Department of Biosystems Science and Engineering ETH Zürich, Mattenstrasse 26, 4058, Basel, Switzerland.
Chembiochem. 2020 Aug 17;21(16):2241-2249. doi: 10.1002/cbic.202000121. Epub 2020 May 8.
Enzyme engineering has made impressive progress in the past decades, paving the way for the widespread use of enzymes for various purposes. In contrast to "classical" enzyme engineering, which focuses on optimizing specific properties of natural enzymes, a more recent trend towards the creation of artificial enzymes that catalyze fundamentally distinct, new-to-nature reactions is observable. While approaches for creating such enzymes differ significantly, they share the common goal of enabling biocatalytic novelty to broaden the range of applications for enzymes. Although most artificial enzymes reported to date are only moderately active and barely function in vivo, they have the potential to endow cells with capabilities that were previously out of reach and thus herald a new wave of "functional xenobiology". Herein, we highlight recent developments in the field of artificial enzymes with a particular focus on challenges and opportunities for their use in xenobiology.

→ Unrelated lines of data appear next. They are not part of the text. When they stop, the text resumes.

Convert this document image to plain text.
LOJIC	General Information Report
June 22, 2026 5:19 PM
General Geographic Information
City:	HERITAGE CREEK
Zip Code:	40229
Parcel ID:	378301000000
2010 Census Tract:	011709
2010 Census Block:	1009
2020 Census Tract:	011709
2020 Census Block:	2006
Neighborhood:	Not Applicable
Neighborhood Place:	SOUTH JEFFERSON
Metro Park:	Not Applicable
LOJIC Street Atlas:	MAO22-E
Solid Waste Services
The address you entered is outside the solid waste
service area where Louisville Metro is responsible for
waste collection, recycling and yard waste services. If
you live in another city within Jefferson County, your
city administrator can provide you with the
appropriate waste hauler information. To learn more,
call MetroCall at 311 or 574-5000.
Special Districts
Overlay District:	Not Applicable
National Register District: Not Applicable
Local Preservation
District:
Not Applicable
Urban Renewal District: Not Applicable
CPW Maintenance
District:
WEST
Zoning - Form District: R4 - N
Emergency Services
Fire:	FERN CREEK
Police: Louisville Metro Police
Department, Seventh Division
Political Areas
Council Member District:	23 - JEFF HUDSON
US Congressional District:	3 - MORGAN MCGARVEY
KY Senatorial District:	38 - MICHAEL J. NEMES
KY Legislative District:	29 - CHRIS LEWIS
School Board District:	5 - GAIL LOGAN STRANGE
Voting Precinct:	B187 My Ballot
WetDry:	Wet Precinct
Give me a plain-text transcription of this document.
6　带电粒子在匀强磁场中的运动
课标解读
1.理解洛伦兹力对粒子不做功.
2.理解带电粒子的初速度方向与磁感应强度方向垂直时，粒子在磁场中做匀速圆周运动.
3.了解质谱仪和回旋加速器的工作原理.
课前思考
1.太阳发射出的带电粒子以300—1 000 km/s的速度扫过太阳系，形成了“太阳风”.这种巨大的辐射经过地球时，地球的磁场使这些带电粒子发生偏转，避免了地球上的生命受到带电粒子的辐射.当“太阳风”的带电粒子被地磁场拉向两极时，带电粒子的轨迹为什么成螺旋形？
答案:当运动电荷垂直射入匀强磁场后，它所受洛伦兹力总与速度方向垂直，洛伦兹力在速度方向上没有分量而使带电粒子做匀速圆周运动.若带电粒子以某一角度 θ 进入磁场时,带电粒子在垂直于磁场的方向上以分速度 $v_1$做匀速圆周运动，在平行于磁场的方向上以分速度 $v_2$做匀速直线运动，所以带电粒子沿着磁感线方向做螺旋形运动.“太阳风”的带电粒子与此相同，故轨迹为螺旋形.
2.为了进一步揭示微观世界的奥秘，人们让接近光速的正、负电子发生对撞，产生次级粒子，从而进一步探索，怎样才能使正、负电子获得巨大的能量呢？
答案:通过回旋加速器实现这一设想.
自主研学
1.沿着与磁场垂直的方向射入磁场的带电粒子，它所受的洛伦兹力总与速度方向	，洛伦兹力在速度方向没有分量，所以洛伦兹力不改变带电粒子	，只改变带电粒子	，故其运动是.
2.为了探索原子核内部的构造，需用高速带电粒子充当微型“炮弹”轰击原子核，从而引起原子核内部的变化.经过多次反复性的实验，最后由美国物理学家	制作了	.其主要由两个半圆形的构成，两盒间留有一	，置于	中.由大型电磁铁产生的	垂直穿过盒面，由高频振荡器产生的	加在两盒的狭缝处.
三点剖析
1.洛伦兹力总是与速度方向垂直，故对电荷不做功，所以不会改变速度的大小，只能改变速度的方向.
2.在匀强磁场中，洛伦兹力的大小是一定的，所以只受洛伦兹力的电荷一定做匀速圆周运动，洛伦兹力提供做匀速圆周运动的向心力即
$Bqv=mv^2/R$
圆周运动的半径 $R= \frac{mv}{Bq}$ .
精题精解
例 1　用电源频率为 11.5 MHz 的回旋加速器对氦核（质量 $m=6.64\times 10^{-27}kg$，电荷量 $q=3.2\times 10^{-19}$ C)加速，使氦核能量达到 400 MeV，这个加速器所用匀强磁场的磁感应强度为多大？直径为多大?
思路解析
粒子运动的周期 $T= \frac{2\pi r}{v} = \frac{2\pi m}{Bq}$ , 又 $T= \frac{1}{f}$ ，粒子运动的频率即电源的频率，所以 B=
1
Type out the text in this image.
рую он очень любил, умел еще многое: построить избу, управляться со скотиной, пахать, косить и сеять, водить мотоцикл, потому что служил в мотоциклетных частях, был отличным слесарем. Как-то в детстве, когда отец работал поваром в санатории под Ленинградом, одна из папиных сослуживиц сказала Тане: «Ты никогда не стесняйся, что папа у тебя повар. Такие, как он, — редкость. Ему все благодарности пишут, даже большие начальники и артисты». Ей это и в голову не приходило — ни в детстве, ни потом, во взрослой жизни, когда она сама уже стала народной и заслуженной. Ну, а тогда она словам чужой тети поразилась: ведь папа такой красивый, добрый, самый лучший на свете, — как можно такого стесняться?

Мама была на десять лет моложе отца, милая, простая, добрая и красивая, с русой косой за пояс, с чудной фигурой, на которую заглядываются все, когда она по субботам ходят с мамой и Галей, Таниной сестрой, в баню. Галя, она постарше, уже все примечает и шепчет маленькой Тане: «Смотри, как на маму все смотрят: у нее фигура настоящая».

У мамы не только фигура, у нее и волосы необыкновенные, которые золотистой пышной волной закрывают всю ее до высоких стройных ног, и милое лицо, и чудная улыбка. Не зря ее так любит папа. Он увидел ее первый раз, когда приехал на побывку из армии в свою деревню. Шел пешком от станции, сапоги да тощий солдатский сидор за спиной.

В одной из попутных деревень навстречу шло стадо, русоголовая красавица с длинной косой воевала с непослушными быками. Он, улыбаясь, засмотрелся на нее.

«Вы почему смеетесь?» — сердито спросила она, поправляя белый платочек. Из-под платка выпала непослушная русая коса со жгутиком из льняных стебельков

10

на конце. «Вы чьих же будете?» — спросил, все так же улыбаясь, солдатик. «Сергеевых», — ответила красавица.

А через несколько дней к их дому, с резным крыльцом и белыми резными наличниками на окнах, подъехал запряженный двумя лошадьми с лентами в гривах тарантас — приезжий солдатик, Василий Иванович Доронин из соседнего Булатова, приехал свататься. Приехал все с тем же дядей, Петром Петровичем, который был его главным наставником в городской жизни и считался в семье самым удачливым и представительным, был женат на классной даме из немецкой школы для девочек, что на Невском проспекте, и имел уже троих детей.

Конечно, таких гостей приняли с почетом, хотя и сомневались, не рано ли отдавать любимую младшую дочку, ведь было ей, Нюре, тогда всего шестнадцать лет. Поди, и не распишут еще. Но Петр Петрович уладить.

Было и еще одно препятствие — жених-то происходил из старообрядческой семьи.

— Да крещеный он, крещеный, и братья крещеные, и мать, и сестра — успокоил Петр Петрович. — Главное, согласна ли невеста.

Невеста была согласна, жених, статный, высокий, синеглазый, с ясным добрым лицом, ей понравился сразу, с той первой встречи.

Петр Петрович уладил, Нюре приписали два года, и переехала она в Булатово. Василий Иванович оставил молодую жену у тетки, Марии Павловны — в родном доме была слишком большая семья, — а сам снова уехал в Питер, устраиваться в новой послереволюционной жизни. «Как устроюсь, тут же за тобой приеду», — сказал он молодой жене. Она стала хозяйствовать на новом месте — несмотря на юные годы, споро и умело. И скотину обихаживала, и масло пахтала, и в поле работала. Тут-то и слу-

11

酶工程在过去几十年中取得了令人瞩目的进展,为酶在各种用途中的广泛应用铺平了道路。与专注于优化天然酶特定性质的“经典”酶工程相比,人们越来越倾向于创造人工酶,这些酶可以催化从根本上不同的、自然界中没有的新反应。虽然创造这些酶的方法有很大的不同,但它们都有一个共同的目标,即通过生物催化的新颖性来拓宽酶的应用范围。尽管迄今为止报道的大多数人工酶的活性都只是中等水平,并且在体内几乎无法发挥作用,但它们有可能赋予细胞以前无法企及的能力,从而开启“功能异源生物学”的新浪潮。本文重点介绍了人工酶领域的最新进展,特别关注了它们在异源生物学中的应用所面临的挑战和机遇。